Knowing that the new Surf Life Saving Club would be a sensitive issue for its local community, Robert Simeoni Architects’ consultation process involved not only the client, Frankston City Council, and the Seaford Life Saving Club, but also the Department of Sustainability and Environment, the local community, the Seaford Village Traders Association, the Friends of Seaford Foreshore Reserve. Local Aboriginal representatives were also actively engaged in examining and reviewing the site, especially during demolition of the existing building and throughout the excavation period. A particularly important contribution was that of geo-morphologist Dr Eric Bird, whose decision it was to set the initial footprint of the building envelope much further back from the shoreline than had been covered in the original council outline. As a result, the higher elevation renders the club a natural lookout, connecting its visitors from the landward side to the ocean beyond. This altered placement also effects a much reduced impact on the sand dunes and nearby vegetation – an impact further constrained by the use of screw piles in place of concrete foundations. All other building materials were carefully selected: for their environmental sensitivity of course, but equally important was their durability in coastal conditions: and these conditions are about as coastal as they come, without actually being cast out to sea. Engineered structural timber was used in lieu of marine grade structural steel, reducing the energy consumption embodied in the construction process, and the Spotted Gum cladding was sealed with a non-toxic combination of linseed oil and citric acid.

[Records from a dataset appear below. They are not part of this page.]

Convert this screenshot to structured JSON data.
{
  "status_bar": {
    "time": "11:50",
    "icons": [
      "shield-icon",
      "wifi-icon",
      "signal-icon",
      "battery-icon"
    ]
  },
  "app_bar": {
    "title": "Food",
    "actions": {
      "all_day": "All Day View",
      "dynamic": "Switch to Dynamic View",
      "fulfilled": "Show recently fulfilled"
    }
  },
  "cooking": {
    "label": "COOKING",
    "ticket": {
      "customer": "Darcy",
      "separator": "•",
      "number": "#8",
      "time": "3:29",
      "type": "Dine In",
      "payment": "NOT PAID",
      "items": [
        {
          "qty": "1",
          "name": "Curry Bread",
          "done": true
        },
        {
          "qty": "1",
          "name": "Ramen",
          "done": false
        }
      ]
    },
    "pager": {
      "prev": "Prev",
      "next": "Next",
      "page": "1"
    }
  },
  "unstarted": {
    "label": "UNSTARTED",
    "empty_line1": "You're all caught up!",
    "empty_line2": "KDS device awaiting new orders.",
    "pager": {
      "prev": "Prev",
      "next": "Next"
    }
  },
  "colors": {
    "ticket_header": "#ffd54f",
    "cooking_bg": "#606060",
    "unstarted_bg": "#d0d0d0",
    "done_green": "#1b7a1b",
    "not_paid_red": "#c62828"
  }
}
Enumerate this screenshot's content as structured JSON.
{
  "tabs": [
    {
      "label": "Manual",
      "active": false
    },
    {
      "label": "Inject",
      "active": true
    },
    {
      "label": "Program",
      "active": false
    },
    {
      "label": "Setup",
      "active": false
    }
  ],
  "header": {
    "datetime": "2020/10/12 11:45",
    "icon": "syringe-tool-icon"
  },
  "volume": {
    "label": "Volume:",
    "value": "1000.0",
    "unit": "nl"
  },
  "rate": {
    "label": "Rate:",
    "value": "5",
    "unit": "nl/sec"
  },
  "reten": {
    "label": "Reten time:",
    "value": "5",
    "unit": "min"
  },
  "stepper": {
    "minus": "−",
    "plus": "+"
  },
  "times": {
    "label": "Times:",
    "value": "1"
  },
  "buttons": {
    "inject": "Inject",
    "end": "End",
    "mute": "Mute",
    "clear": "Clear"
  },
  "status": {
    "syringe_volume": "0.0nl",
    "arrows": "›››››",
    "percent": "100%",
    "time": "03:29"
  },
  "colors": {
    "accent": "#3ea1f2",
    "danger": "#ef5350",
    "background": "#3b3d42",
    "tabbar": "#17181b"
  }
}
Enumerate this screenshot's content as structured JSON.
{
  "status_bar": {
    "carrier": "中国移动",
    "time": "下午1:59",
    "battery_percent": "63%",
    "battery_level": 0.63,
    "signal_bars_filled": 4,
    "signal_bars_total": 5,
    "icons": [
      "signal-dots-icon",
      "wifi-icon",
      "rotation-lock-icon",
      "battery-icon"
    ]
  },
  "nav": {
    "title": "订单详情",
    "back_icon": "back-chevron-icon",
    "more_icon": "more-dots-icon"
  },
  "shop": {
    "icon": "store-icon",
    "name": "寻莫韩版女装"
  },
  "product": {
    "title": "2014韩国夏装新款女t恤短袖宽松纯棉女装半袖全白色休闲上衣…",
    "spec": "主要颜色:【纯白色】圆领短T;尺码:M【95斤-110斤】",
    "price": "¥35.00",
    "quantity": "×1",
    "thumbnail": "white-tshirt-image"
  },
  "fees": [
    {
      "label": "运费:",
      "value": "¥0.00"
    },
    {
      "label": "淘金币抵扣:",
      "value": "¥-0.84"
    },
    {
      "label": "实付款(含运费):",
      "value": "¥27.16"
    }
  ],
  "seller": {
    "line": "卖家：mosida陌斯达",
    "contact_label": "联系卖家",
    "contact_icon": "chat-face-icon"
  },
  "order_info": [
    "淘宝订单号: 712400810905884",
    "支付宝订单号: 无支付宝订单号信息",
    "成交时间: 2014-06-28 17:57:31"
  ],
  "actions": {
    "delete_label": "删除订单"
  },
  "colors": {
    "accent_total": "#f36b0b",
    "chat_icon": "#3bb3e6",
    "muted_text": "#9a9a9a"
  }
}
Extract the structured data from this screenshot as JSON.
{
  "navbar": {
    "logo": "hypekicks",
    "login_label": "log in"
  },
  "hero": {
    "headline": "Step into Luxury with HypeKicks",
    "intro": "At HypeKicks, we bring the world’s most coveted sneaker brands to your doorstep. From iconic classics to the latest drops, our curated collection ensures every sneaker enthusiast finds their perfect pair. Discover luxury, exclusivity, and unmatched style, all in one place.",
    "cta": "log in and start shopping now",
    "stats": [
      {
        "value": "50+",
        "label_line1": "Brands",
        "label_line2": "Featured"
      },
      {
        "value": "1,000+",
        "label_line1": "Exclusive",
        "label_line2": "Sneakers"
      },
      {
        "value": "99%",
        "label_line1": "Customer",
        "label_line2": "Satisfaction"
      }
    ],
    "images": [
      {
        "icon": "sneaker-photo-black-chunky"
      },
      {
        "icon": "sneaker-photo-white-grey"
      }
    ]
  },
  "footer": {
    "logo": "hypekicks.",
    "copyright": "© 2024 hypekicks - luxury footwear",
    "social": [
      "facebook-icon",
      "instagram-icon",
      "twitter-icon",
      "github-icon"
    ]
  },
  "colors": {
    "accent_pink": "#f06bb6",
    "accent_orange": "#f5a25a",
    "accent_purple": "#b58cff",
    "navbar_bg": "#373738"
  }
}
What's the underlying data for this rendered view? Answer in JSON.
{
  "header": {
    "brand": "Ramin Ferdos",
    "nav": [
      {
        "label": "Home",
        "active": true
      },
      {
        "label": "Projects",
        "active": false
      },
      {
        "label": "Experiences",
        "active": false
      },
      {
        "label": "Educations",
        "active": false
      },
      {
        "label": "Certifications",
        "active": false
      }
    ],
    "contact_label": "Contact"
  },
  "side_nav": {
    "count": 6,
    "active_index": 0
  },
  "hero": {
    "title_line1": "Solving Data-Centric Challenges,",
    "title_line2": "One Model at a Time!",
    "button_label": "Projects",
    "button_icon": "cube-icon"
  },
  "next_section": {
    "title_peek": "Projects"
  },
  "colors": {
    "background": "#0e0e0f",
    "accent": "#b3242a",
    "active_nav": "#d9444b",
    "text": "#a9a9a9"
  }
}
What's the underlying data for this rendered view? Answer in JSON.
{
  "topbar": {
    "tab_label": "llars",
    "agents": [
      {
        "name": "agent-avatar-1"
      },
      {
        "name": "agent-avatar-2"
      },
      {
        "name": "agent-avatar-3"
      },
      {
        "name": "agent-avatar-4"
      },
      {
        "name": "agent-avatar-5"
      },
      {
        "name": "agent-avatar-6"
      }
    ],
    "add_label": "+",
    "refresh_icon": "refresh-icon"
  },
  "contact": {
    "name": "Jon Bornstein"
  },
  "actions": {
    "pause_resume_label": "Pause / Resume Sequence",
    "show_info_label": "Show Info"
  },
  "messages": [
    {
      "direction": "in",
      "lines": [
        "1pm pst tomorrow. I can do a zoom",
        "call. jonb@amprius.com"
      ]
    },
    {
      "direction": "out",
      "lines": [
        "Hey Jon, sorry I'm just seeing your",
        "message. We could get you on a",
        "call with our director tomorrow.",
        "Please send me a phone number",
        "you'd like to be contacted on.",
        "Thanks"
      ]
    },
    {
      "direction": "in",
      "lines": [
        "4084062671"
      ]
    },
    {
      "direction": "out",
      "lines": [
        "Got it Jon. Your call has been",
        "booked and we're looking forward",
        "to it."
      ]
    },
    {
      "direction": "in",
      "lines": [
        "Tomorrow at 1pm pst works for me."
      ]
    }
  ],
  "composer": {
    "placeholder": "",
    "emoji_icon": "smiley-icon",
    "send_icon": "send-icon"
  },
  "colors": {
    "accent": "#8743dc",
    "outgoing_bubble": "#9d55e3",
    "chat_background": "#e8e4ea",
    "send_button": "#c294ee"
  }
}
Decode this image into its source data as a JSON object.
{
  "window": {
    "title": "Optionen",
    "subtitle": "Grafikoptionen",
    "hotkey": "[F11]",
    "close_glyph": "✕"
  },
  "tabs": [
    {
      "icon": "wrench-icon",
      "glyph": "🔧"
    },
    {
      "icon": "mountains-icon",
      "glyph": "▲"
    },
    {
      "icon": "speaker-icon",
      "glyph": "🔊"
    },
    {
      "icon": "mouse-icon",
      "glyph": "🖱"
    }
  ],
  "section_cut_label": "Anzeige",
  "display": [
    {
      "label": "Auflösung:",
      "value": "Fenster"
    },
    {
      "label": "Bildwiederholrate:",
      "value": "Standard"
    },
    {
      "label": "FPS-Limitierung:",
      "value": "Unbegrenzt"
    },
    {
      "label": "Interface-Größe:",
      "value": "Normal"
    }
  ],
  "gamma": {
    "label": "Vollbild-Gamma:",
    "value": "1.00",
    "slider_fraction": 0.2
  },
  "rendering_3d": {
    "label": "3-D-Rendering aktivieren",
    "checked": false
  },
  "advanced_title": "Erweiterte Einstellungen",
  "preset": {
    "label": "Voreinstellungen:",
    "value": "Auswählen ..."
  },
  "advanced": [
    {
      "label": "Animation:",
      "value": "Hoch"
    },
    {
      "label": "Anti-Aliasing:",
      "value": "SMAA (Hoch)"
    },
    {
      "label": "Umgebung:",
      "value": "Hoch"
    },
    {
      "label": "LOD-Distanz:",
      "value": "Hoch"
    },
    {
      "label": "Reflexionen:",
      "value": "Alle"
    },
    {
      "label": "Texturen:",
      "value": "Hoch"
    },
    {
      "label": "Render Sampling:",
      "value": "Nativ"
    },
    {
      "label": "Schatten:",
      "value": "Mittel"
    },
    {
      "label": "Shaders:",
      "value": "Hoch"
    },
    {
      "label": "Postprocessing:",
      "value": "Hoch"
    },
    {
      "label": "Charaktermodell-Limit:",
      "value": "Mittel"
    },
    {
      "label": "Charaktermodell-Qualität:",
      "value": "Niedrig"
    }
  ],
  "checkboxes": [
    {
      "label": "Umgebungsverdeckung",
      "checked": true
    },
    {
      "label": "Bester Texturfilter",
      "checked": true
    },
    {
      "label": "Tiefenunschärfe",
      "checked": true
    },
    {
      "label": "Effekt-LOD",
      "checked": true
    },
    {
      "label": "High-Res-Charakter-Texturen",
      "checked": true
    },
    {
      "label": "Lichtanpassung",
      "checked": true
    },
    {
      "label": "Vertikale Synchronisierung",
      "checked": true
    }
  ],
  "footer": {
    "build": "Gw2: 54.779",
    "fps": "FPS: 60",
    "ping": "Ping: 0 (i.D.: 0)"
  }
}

The quintessential Aussie Surf Lifesaving Club has a new face, and it is embodied by Robert Simeoni Architects’ Seaford transformation. Gone are the days of the early roughand- ready beachside club, fit for storing the gear and serving out a few hamburgers on the weekend. This timber scene-stealer is as blonde, tanned and resort-style as they come, with the eco-street-cred to match. It is the high-profile ‘look at me’ clubhouse: a place that evokes a sense of local pride and draws the community in, inviting them to own this shared local place, and – just on the other side of a gloriously wide Aussie deck – their local beach. +

 

1 A much gentler materiality sets this surf livesaving club apart from the concrete bunker-like shelters of the past. 2 With scre-piles in place of concrete foundations, and a smaller set back footprint at the suggestions of Dr Eric Bird, the Seaford Surf Lifesaving Club does in fact sit lightly on the earth. 3 But the function of a surf lifesaving club has not changed. 4 to 6 The club's most salient feature is surely its sensitive layering, which filters air, light, and vistas. Removeable screens of timber battens, interstitial spaces which throttle airflow, and sliding glass doors allow users to seal or open spaces at will.